The forum featured two one-minute question-and-answer rounds. The first set of questions were from League of Women Voters members. The second used written questions submitted by the audience.

The initial League question addressed Fully Contained Communities, a concept that none of the candidates embraced.

"In my opinion," said Fleury, "they just don't fit Skagit County's identity. This is a farming community and a bedroom community."

"I'm not in favor of FCCs at this time," Wesen said, pointing out that private property owners have approached the commission several times to consider them and the panel voted to have staff study the issue.

"We're going to have growth," Wesen acknowledged. "The question is where are they going to go? I would much rather have them go into the cities where utilities are already in place."

Browning said that the county's cities can absorb more growth. The present growth model calls for an 80-20 per cent population ratio between Skagit County's cities and rural areas. Browning said the current ratio is 73-27.

"Our farmland," Browning said, "is absolutely sacred when it's among the top two per cent in the world."

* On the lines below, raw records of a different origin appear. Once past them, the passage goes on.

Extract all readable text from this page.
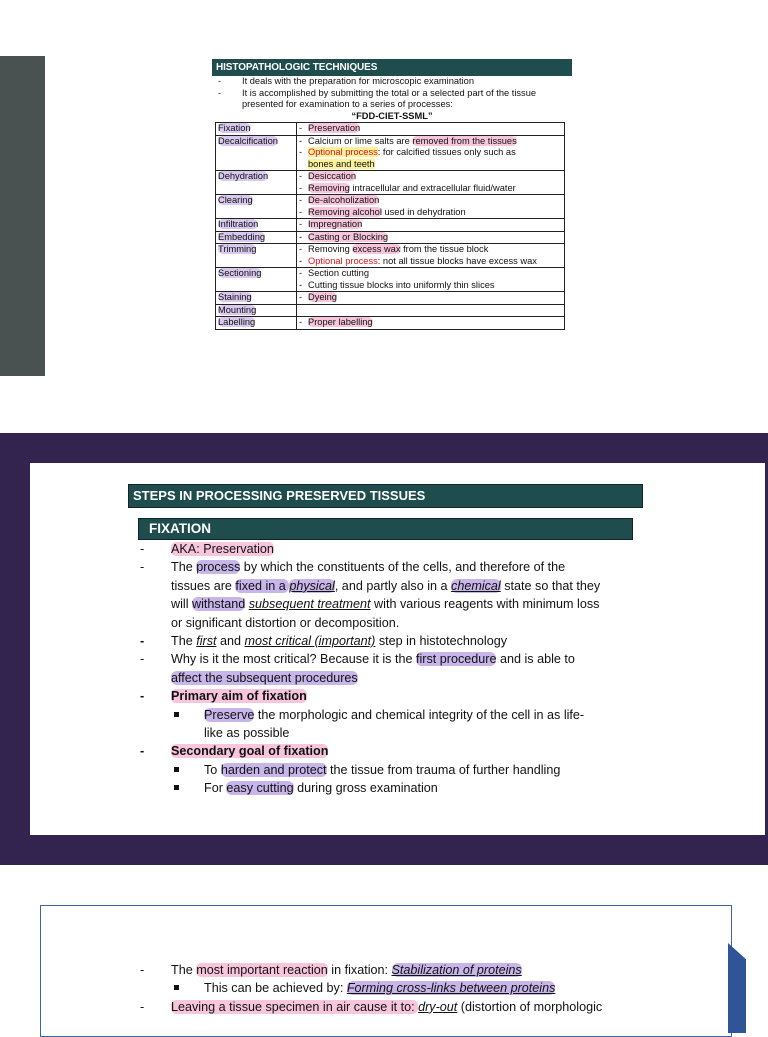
HISTOPATHOLOGIC TECHNIQUES
- It deals with the preparation for microscopic examination
- It is accomplished by submitting the total or a selected part of the tissue
presented for examination to a series of processes:
“FDD-CIET-SSML”
Fixation	- Preservation
Decalcification	- Calcium or lime salts are removed from the tissues
- Optional process: for calcified tissues only such as
bones and teeth

Dehydration	- Desiccation
- Removing intracellular and extracellular fluid/water

Clearing	- De-alcoholization
- Removing alcohol used in dehydration

Infiltration	- Impregnation
Embedding	- Casting or Blocking
Trimming	- Removing excess wax from the tissue block
- Optional process: not all tissue blocks have excess wax

Sectioning	- Section cutting
- Cutting tissue blocks into uniformly thin slices

Staining	- Dyeing
Mounting	
Labelling	- Proper labelling
STEPS IN PROCESSING PRESERVED TISSUES
FIXATION
- AKA: Preservation
- The process by which the constituents of the cells, and therefore of the
tissues are fixed in a physical, and partly also in a chemical state so that they
will withstand subsequent treatment with various reagents with minimum loss
or significant distortion or decomposition.
- The first and most critical (important) step in histotechnology
- Why is it the most critical? Because it is the first procedure and is able to
affect the subsequent procedures
- Primary aim of fixation
Preserve the morphologic and chemical integrity of the cell in as life-
like as possible
- Secondary goal of fixation
To harden and protect the tissue from trauma of further handling
For easy cutting during gross examination
- The most important reaction in fixation: Stabilization of proteins
This can be achieved by: Forming cross-links between proteins
- Leaving a tissue specimen in air cause it to: dry-out (distortion of morphologic
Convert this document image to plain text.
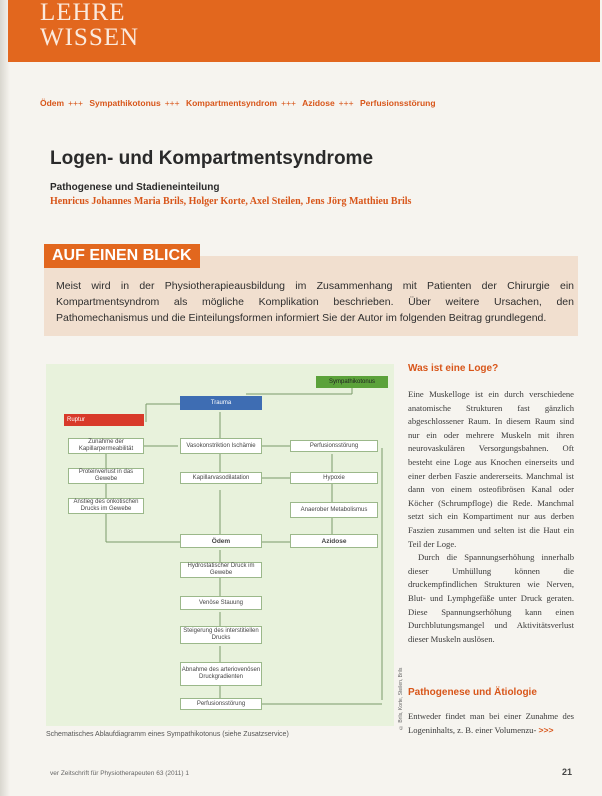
LEHRE
WISSEN
Ödem +++ Sympathikotonus +++ Kompartmentsyndrom +++ Azidose +++ Perfusionsstörung
Logen- und Kompartmentsyndrome
Pathogenese und Stadieneinteilung
Henricus Johannes Maria Brils, Holger Korte, Axel Steilen, Jens Jörg Matthieu Brils
AUF EINEN BLICK
Meist wird in der Physiotherapieausbildung im Zusammenhang mit Patienten der Chirurgie ein Kompartmentsyndrom als mögliche Komplikation beschrieben. Über weitere Ursachen, den Pathomechanismus und die Einteilungsformen informiert Sie der Autor im folgenden Beitrag grundlegend.
Sympathikotonus
Trauma
Ruptur
Zunahme der Kapillarpermeabilität
Vasokonstriktion Ischämie	Perfusionsstörung
Proteinverlust in das Gewebe	Kapillarvasodilatation	Hypoxie
Anstieg des onkotischen Drucks im Gewebe	Anaerober Metabolismus
Ödem	Azidose
Hydrostatischer Druck im Gewebe
Venöse Stauung
Steigerung des interstitiellen Drucks
Abnahme des arteriovenösen Druckgradienten
Perfusionsstörung	© Brils, Korte, Steilen, Brils
Schematisches Ablaufdiagramm eines Sympathikotonus (siehe Zusatzservice)
Was ist eine Loge?
Eine Muskelloge ist ein durch verschiedene anatomische Strukturen fast gänzlich abgeschlossener Raum. In diesem Raum sind nur ein oder mehrere Muskeln mit ihren neurovaskulären Versorgungsbahnen. Oft besteht eine Loge aus Knochen einerseits und einer derben Faszie andererseits. Manchmal ist dann von einem osteofibrösen Kanal oder Köcher (Schrumpfloge) die Rede. Manchmal setzt sich ein Kompartiment nur aus derben Faszien zusammen und selten ist die Haut ein Teil der Loge.
Durch die Spannungserhöhung innerhalb dieser Umhüllung können die druckempfindlichen Strukturen wie Nerven, Blut- und Lymphgefäße unter Druck geraten. Diese Spannungserhöhung kann einen Durchblutungsmangel und Aktivitätsverlust dieser Muskeln auslösen.
Pathogenese und Ätiologie
Entweder findet man bei einer Zunahme des Logeninhalts, z. B. einer Volumenzu- >>>
ver Zeitschrift für Physiotherapeuten 63 (2011) 1	21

"A lot of young people," Browning lamented, "can't live here because of the cost of housing."

Brocksmith, who described himself as a "housing obsessor," said he supports policies that incentivize home construction in the cities.

"(The) housing (shortage) is our biggest limiting factor to bringing entrepreneurs and workers here," said Brocksmith. He also advocated for development of a county energy policy.

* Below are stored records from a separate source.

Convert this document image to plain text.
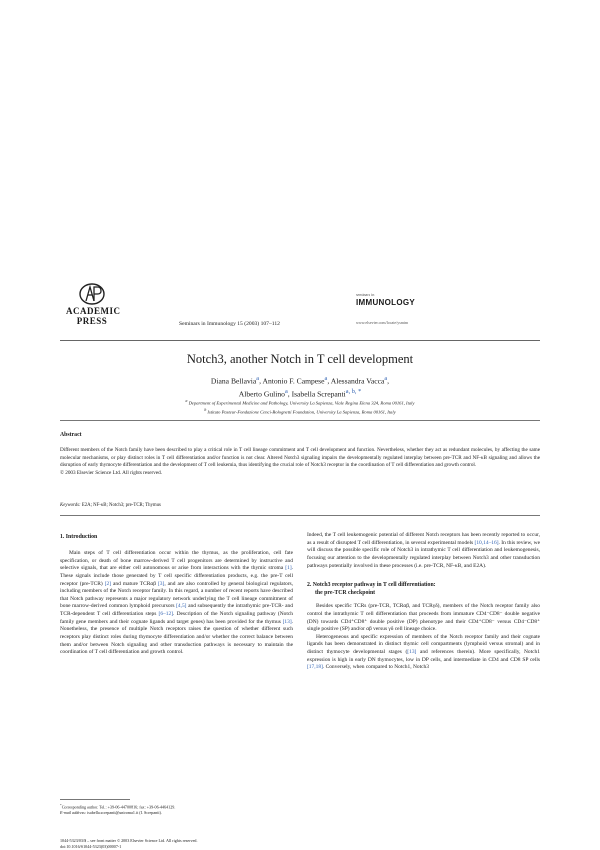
ACADEMIC
PRESS	Seminars in Immunology 15 (2003) 107–112
seminars in
IMMUNOLOGY
www.elsevier.com/locate/ysmim
Notch3, another Notch in T cell development
Diana Bellavia$^a$, Antonio F. Campese$^a$, Alessandra Vacca$^a$,
Alberto Gulino$^a$, Isabella Screpanti$^{a, b, *}$
$^a$ Department of Experimental Medicine and Pathology, University La Sapienza, Viale Regina Elena 324, Roma 00161, Italy
$^b$ Istituto Pasteur-Fondazione Cenci-Bolognetti Foundation, University La Sapienza, Roma 00161, Italy
Abstract
Different members of the Notch family have been described to play a critical role in T cell lineage commitment and T cell development and function. Nevertheless, whether they act as redundant molecules, by affecting the same molecular mechanisms, or play distinct roles in T cell differentiation and/or function is not clear. Altered Notch3 signaling impairs the developmentally regulated interplay between pre-TCR and NF-κB signaling and allows the disruption of early thymocyte differentiation and the development of T cell leukemia, thus identifying the crucial role of Notch3 receptor in the coordination of T cell differentiation and growth control.
© 2003 Elsevier Science Ltd. All rights reserved.
Keywords: E2A; NF-κB; Notch3; pre-TCR; Thymus
1. Introduction

Main steps of T cell differentiation occur within the thymus, as the proliferation, cell fate specification, or death of bone marrow-derived T cell progenitors are determined by instructive and selective signals, that are either cell autonomous or arise from interactions with the thymic stroma [1]. These signals include those generated by T cell specific differentiation products, e.g. the pre-T cell receptor (pre-TCR) [2] and mature TCRαβ [3], and are also controlled by general biological regulators, including members of the Notch receptor family. In this regard, a number of recent reports have described that Notch pathway represents a major regulatory network underlying the T cell lineage commitment of bone marrow-derived common lymphoid precursors [4,5] and subsequently the intrathymic pre-TCR- and TCR-dependent T cell differentiation steps [6–12]. Description of the Notch signaling pathway (Notch family gene members and their cognate ligands and target genes) has been provided for the thymus [13]. Nonetheless, the presence of multiple Notch receptors raises the question of whether different such receptors play distinct roles during thymocyte differentiation and/or whether the correct balance between them and/or between Notch signaling and other transduction pathways is necessary to maintain the coordination of T cell differentiation and growth control.

Indeed, the T cell leukemogenic potential of different Notch receptors has been recently reported to occur, as a result of disrupted T cell differentiation, in several experimental models [10,14–16]. In this review, we will discuss the possible specific role of Notch3 in intrathymic T cell differentiation and leukemogenesis, focusing our attention to the developmentally regulated interplay between Notch3 and other transduction pathways potentially involved in these processes (i.e. pre-TCR, NF-κB, and E2A).

2. Notch3 receptor pathway in T cell differentiation:
the pre-TCR checkpoint

Besides specific TCRs (pre-TCR, TCRαβ, and TCRγδ), members of the Notch receptor family also control the intrathymic T cell differentiation that proceeds from immature CD4⁻CD8⁻ double negative (DN) towards CD4⁺CD8⁺ double positive (DP) phenotype and their CD4⁺CD8⁻ versus CD4⁻CD8⁺ single positive (SP) and/or αβ versus γδ cell lineage choice.

Heterogeneous and specific expression of members of the Notch receptor family and their cognate ligands has been demonstrated in distinct thymic cell compartments (lymphoid versus stromal) and in distinct thymocyte developmental stages ([13] and references therein). More specifically, Notch1 expression is high in early DN thymocytes, low in DP cells, and intermediate in CD4 and CD8 SP cells [17,18]. Conversely, when compared to Notch1, Notch3

*Corresponding author. Tel.: +39-06-44700816; fax: +39-06-4464129.
E-mail address: isabella.screpanti@uniroma1.it (I. Screpanti).
1044-5323/03/$ – see front matter © 2003 Elsevier Science Ltd. All rights reserved.
doi:10.1016/S1044-5323(03)00007-1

"It's an issue," Wesen agreed, "that we're all dealing with. Employers say all the time that they'd love to come to Skagit County but can't find housing for their workforce."

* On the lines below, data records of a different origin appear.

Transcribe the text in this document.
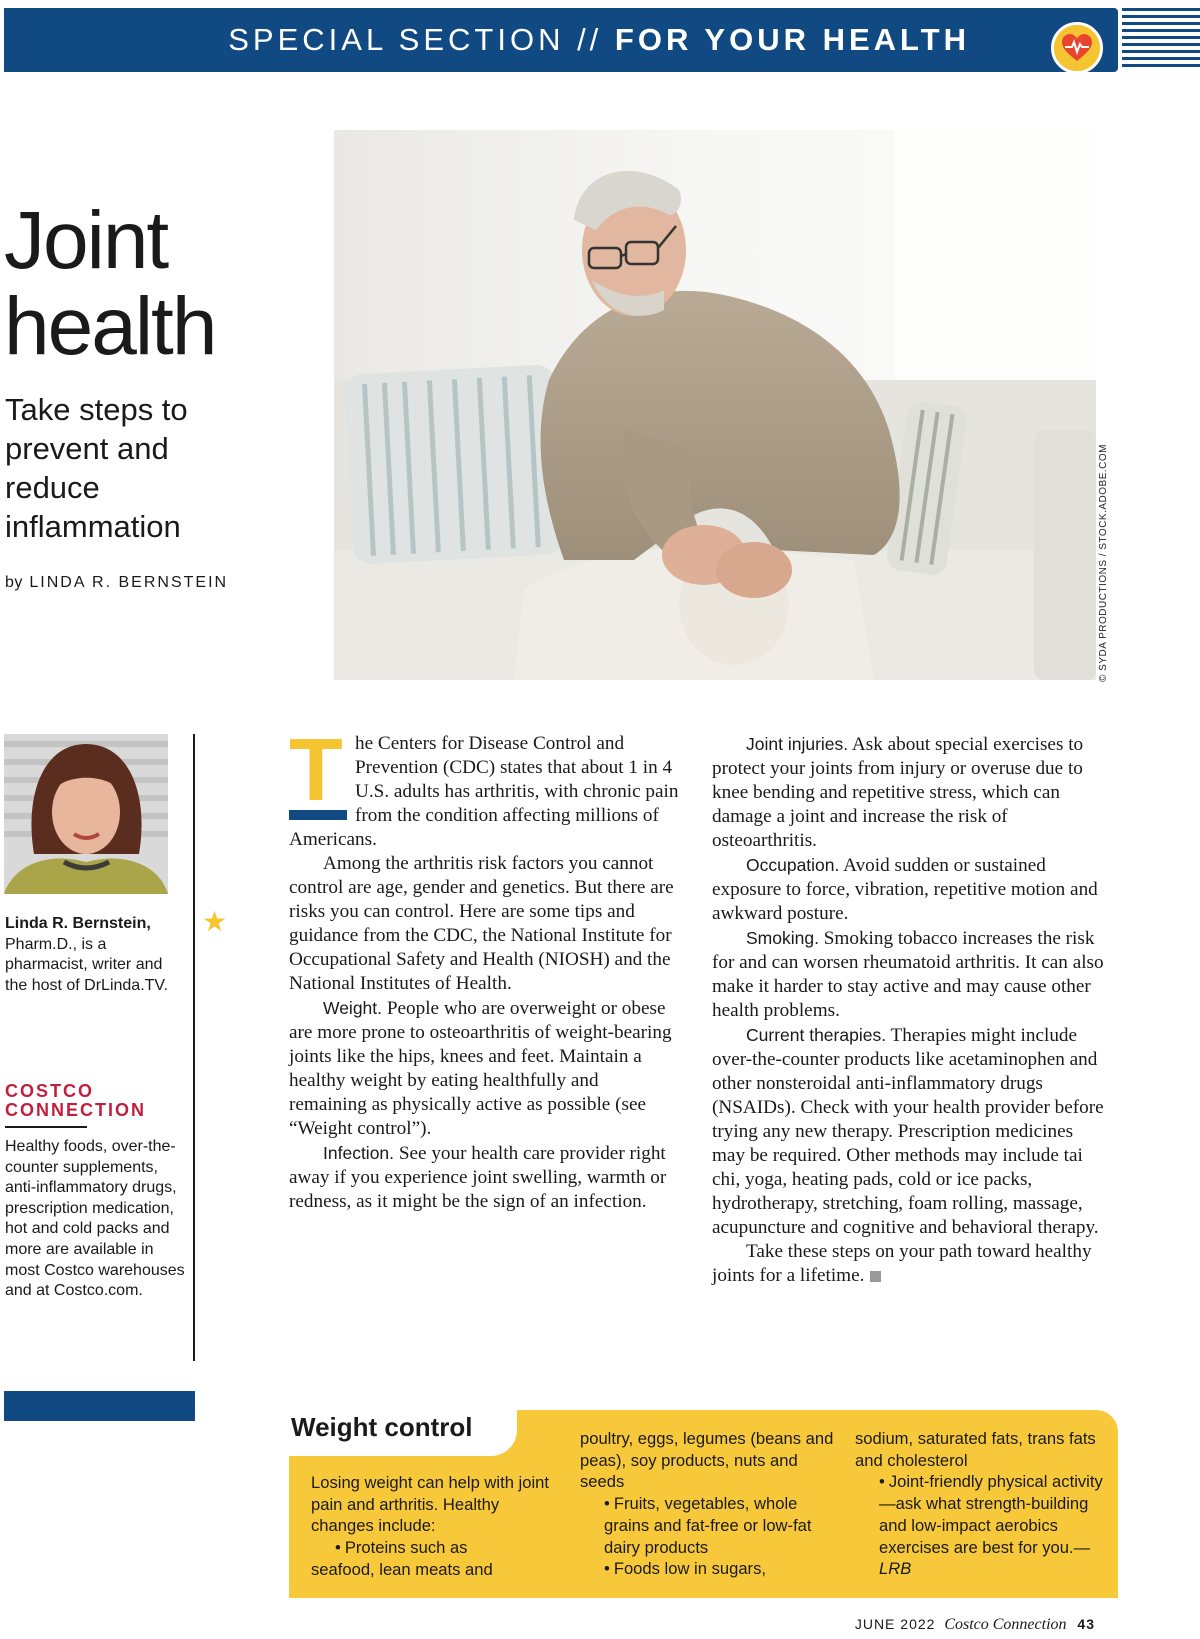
SPECIAL SECTION // FOR YOUR HEALTH
Joint
health
Take steps to prevent and reduce inflammation
by LINDA R. BERNSTEIN	© SYDA PRODUCTIONS / STOCK.ADOBE.COM
★
Linda R. Bernstein,
Pharm.D., is a pharmacist, writer and the host of DrLinda.TV.
COSTCO
CONNECTION
Healthy foods, over-the-counter supplements, anti-inflammatory drugs, prescription medication, hot and cold packs and more are available in most Costco warehouses and at Costco.com.
T he Centers for Disease Control and Prevention (CDC) states that about 1 in 4 U.S. adults has arthritis, with chronic pain from the condition affecting millions of Americans.

Among the arthritis risk factors you cannot control are age, gender and genetics. But there are risks you can control. Here are some tips and guidance from the CDC, the National Institute for Occupational Safety and Health (NIOSH) and the National Institutes of Health.

Weight. People who are overweight or obese are more prone to osteoarthritis of weight-bearing joints like the hips, knees and feet. Maintain a healthy weight by eating healthfully and remaining as physically active as possible (see “Weight control”).

Infection. See your health care provider right away if you experience joint swelling, warmth or redness, as it might be the sign of an infection.

Joint injuries. Ask about special exercises to protect your joints from injury or overuse due to knee bending and repetitive stress, which can damage a joint and increase the risk of osteoarthritis.

Occupation. Avoid sudden or sustained exposure to force, vibration, repetitive motion and awkward posture.

Smoking. Smoking tobacco increases the risk for and can worsen rheumatoid arthritis. It can also make it harder to stay active and may cause other health problems.

Current therapies. Therapies might include over-the-counter products like acetaminophen and other nonsteroidal anti-inflammatory drugs (NSAIDs). Check with your health provider before trying any new therapy. Prescription medicines may be required. Other methods may include tai chi, yoga, heating pads, cold or ice packs, hydrotherapy, stretching, foam rolling, massage, acupuncture and cognitive and behavioral therapy.

Take these steps on your path toward healthy joints for a lifetime.

Weight control

Losing weight can help with joint pain and arthritis. Healthy changes include:

• Proteins such as

seafood, lean meats and

poultry, eggs, legumes (beans and peas), soy products, nuts and seeds

• Fruits, vegetables, whole grains and fat-free or low-fat dairy products

• Foods low in sugars,

sodium, saturated fats, trans fats and cholesterol

• Joint-friendly physical activity—ask what strength-building and low-impact aerobics exercises are best for you.—LRB

JUNE 2022 Costco Connection 43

"If you want business to thrive and grow," Fleury suggested, "you need to roll back restrictions and put more money in workers' pockets and less in the government's pocket. You need to make it more feasible for the people of Skagit County to make a living."

Other League questions delved into water rights, county priorities and enhancing cultural relationships.

All agreed that water issues are complex, with Wesen noting they are often framed by the state Department of Ecology.

Brocksmith said he has been directly involved working on programs bringing (water) relief to property owners.

"We need to work on conservation," he said.

Browning agreed with the need for conservation while assuring farmers have access to the water they need.

"I talk about it (water rights) from the farmers' perspective," Fleury added. "They know what they need. The less the county gets involved, the better. Some regulation is needed, but not too much."

Both Wesen and Fleury prioritized county infrastructure upgrades.

"There's a huge list of things to work on," said Wesen, singling out culverts, roadways and the Guemes Island ferry.

"We also have a 100-year courthouse that isn't earthquake ready," he said.

Fleury championed repairing and bolstering Skagit River dikes and also championed the ferry.

Brocksmith prioritized transportation, infrastructure and housing issues plus the need to tackle problems related to sea level rise.

Browning, as had Wesen, noted the importance of replacing aging culverts.

"That," he said, "could make more room for salmon."

Unlike the contention and vitriol that often defines the national political scene, Monday's forum was largely a gentlemanly event with opposing candidates on several occasions in agreement.

The night ended with retired Skagit Economic Development Alliance of Skagit County Director Don Wick making a pitch for audience members to join the League, a non-partisan organization devoted to promoting democracy and civic engagement.

John Sternlicht, EDASC's current director, was panel moderator.